We aim to include 12 patients with mild-to-moderately severe PDD who fulfill indication criteria regarding motor symptoms for STN-DBS. Eligible patients will undergo implantation of a neurostimulation system with bilateral electrodes in both the STN and NBM. After 12 weeks of STN-DBS (visit 1/V1), participants will be randomized to receive either effective neurostimulation of the NBM (group 1) or sham stimulation of the NBM (group 2). NBM-DBS will be activated in all participants after 24 weeks of blinded treatment (visit 2/V2). The primary outcome will be the safety of combined bilateral STN- and NBM-DBS, determined by spontaneously-reported adverse events. Other outcome measures will comprise changes on scales evaluating cognition, activities of daily living functioning and clinical global impression, as well as motor functions, mood, behavior, caregiver burden and health economic aspects, and several domain-specific cognitive tests.

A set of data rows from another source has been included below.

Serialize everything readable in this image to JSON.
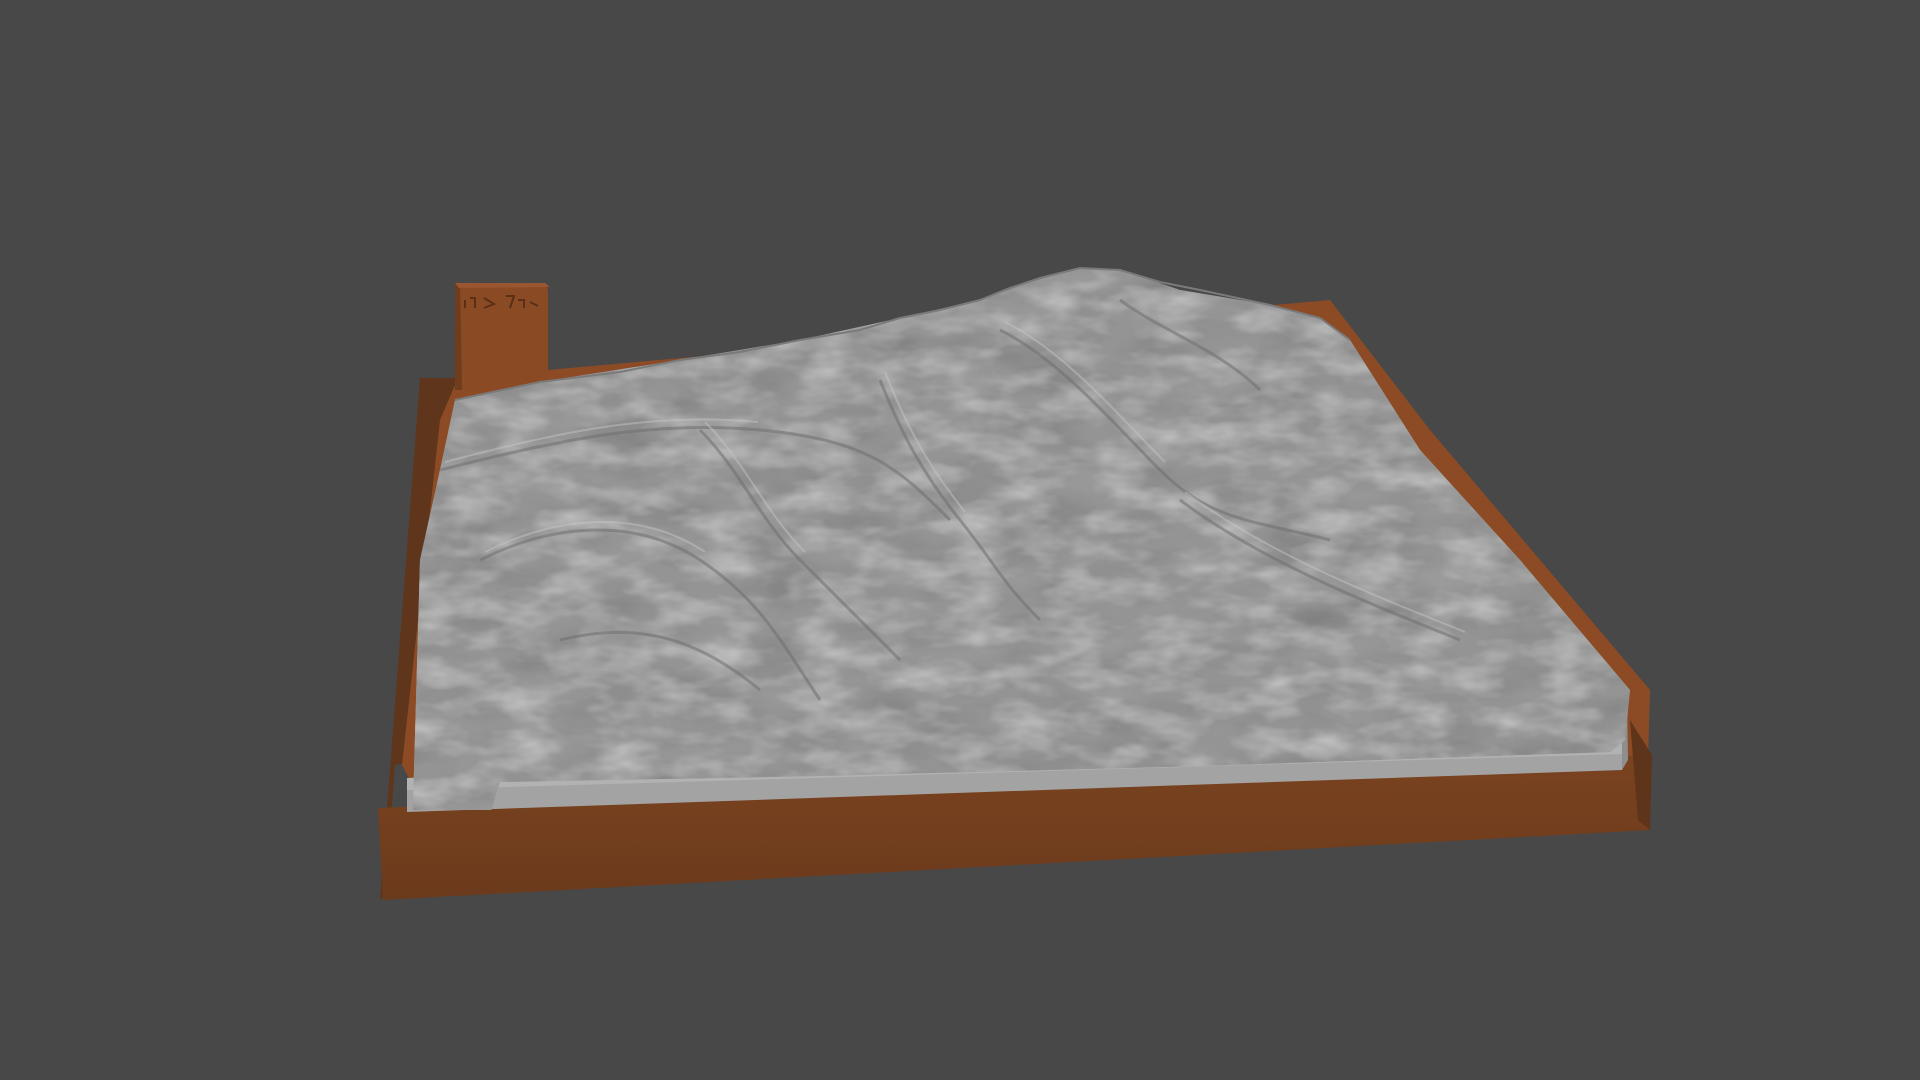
{
  "scene": {
    "subject": "terrain-relief-model",
    "colors": {
      "background": "#484848",
      "base_top": "#8c4b25",
      "base_front": "#74401f",
      "base_right": "#5e341b",
      "base_left": "#5f351b",
      "terrain_light": "#b7b7b7",
      "terrain_mid": "#9d9d9d",
      "terrain_dark": "#6b6b6b",
      "terrain_side": "#a6a6a6"
    }
  }
}
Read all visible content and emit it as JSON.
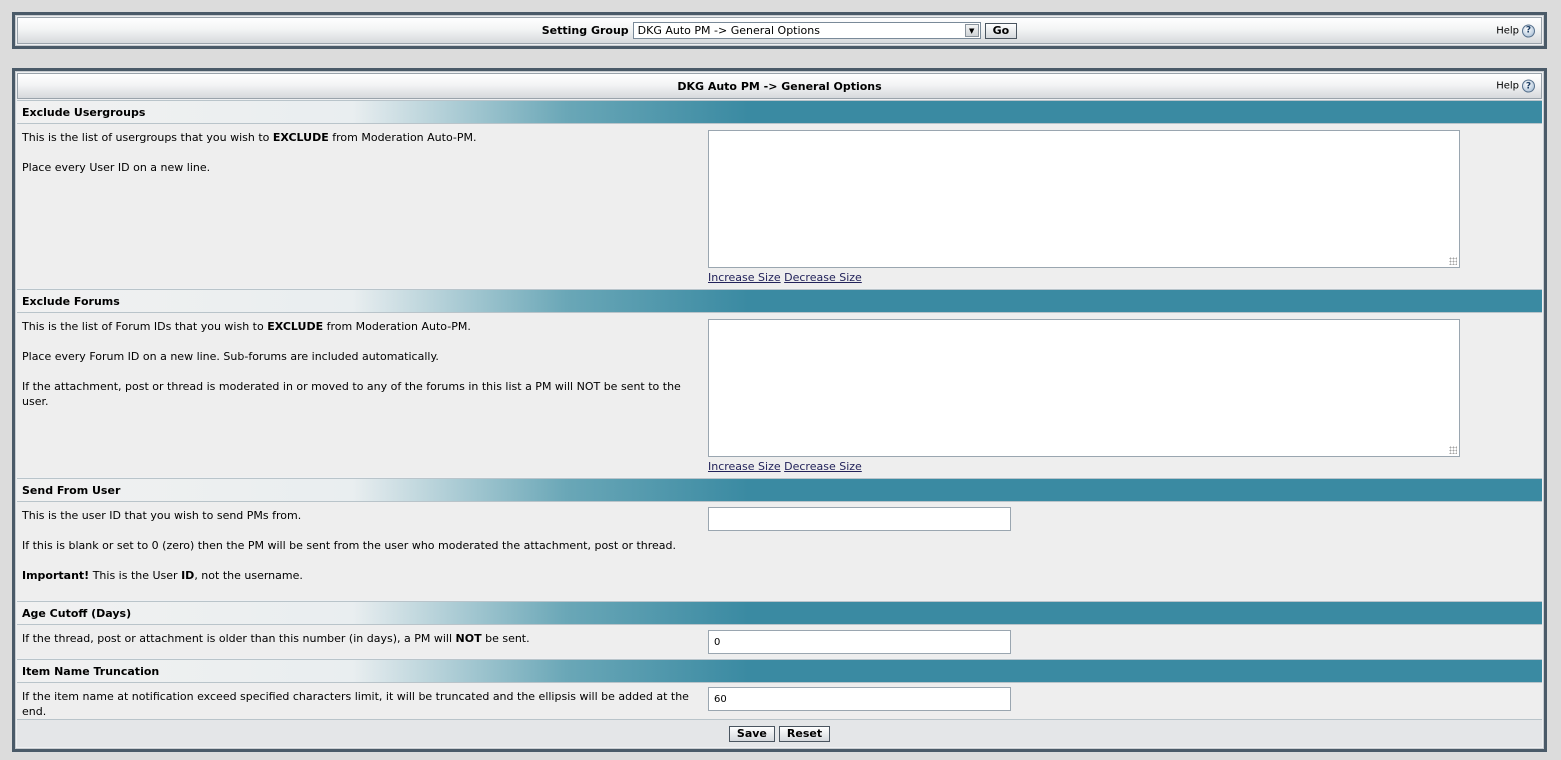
{
  "topbar": {
    "label": "Setting Group",
    "selected": "DKG Auto PM -> General Options",
    "go_label": "Go",
    "help_label": "Help",
    "help_glyph": "?"
  },
  "panel": {
    "title": "DKG Auto PM -> General Options",
    "help_label": "Help",
    "help_glyph": "?"
  },
  "sections": [
    {
      "title": "Exclude Usergroups",
      "desc": [
        {
          "before": "This is the list of usergroups that you wish to ",
          "bold": "EXCLUDE",
          "after": " from Moderation Auto-PM."
        },
        {
          "text": "Place every User ID on a new line."
        }
      ],
      "increase": "Increase Size",
      "decrease": "Decrease Size"
    },
    {
      "title": "Exclude Forums",
      "desc": [
        {
          "before": "This is the list of Forum IDs that you wish to ",
          "bold": "EXCLUDE",
          "after": " from Moderation Auto-PM."
        },
        {
          "text": "Place every Forum ID on a new line. Sub-forums are included automatically."
        },
        {
          "text": "If the attachment, post or thread is moderated in or moved to any of the forums in this list a PM will NOT be sent to the user."
        }
      ],
      "increase": "Increase Size",
      "decrease": "Decrease Size"
    },
    {
      "title": "Send From User",
      "desc": [
        {
          "text": "This is the user ID that you wish to send PMs from."
        },
        {
          "text": "If this is blank or set to 0 (zero) then the PM will be sent from the user who moderated the attachment, post or thread."
        },
        {
          "bold_lead": "Important!",
          "mid": " This is the User ",
          "bold2": "ID",
          "end": ", not the username."
        }
      ],
      "value": ""
    },
    {
      "title": "Age Cutoff (Days)",
      "desc": [
        {
          "before": "If the thread, post or attachment is older than this number (in days), a PM will ",
          "bold": "NOT",
          "after": " be sent."
        }
      ],
      "value": "0"
    },
    {
      "title": "Item Name Truncation",
      "desc": [
        {
          "text": "If the item name at notification exceed specified characters limit, it will be truncated and the ellipsis will be added at the end."
        }
      ],
      "value": "60"
    }
  ],
  "footer": {
    "save_label": "Save",
    "reset_label": "Reset"
  }
}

Changes in scores (V1 - V2) for both treatment arms will undergo analysis of covariances, with baseline scores as covariates.
The feasibility and safety of combined STN-NBM-DBS in patients with PDD will be assessed to determine whether additional NBM-DBS improves or slows the progression of cognitive decline. Positive results would provide a basic concept for future studies evaluating the efficacy of NBM-DBS in larger PDD cohorts. Indirectly, proof-of-safety of STN-DBS in PDD might influence patient selection for this standard treatment option in advanced PD.
ClinicalTrials.gov identifier (NCT number): NCT02589925.
帕金森病痴呆(PDD)是晚期疾病常见的非运动症状,与因Meynert基底核(NBM)及其胆碱能终末神经变性导致的明显新皮质胆碱能缺陷有关。在晚期帕金森病中,患者常需接受如输液治疗或脑深部电刺激(DBS)等先进疗法以改善运动控制。然而,伴有痴呆的患者通常因认知功能可能恶化而被排除在DBS治疗之外。但多巴胺能药物显著减少及其随后的副作用风险(如认知衰退、精神病、谵妄)表明,对于帕金森病和帕金森病痴呆晚期患者,重新审慎考虑丘脑底核DBS(STN-DBS)是值得的。在这项1b期研究中,我们将为一组有严重运动波动的帕金森病痴呆患者提供STN-DBS,并结合另外两个电极对NBM进行增强神经刺激。
我们旨在纳入12例轻度至中度严重帕金森病痴呆患者,这些患者符合STN-DBS运动症状的入选标准。符合条件的患者将接受在丘脑底核和NBM双侧植入电极的神经刺激系统。在STN-DBS治疗12周后(访视1/V1),参与者将被随机分组,分别接受NBM有效神经刺激(第1组)或NBM假刺激(第2组)。在盲法治疗24周后(访视2/V2),所有参与者的NBM-DBS将被激活。主要结局将是联合双侧丘脑底核和NBM-DBS的安全性,通过自发报告的不良事件来确定。其他结局指标将包括评估认知、日常生活功能、临床总体印象、运动功能、情绪、行为、照料者负担和健康经济方面的量表变化,以及多项特定领域的认知测试。两个治疗组的评分变化(V1 - V2)将以基线评分为协变量进行协方差分析。
将评估联合丘脑底核- NBM-DBS在帕金森病痴呆患者中的可行性和安全性,以确定额外的NBM-DBS是否能改善或减缓认知衰退的进展。阳性结果将为未来评估NBM-DBS在更大帕金森病痴呆队列中疗效的研究提供基本概念。间接地,帕金森病痴呆患者中丘脑底核DBS的安全性证据可能会影响晚期帕金森病患者对这种标准治疗方案的选择。
ClinicalTrials.gov标识符(NCT编号):NCT02589925。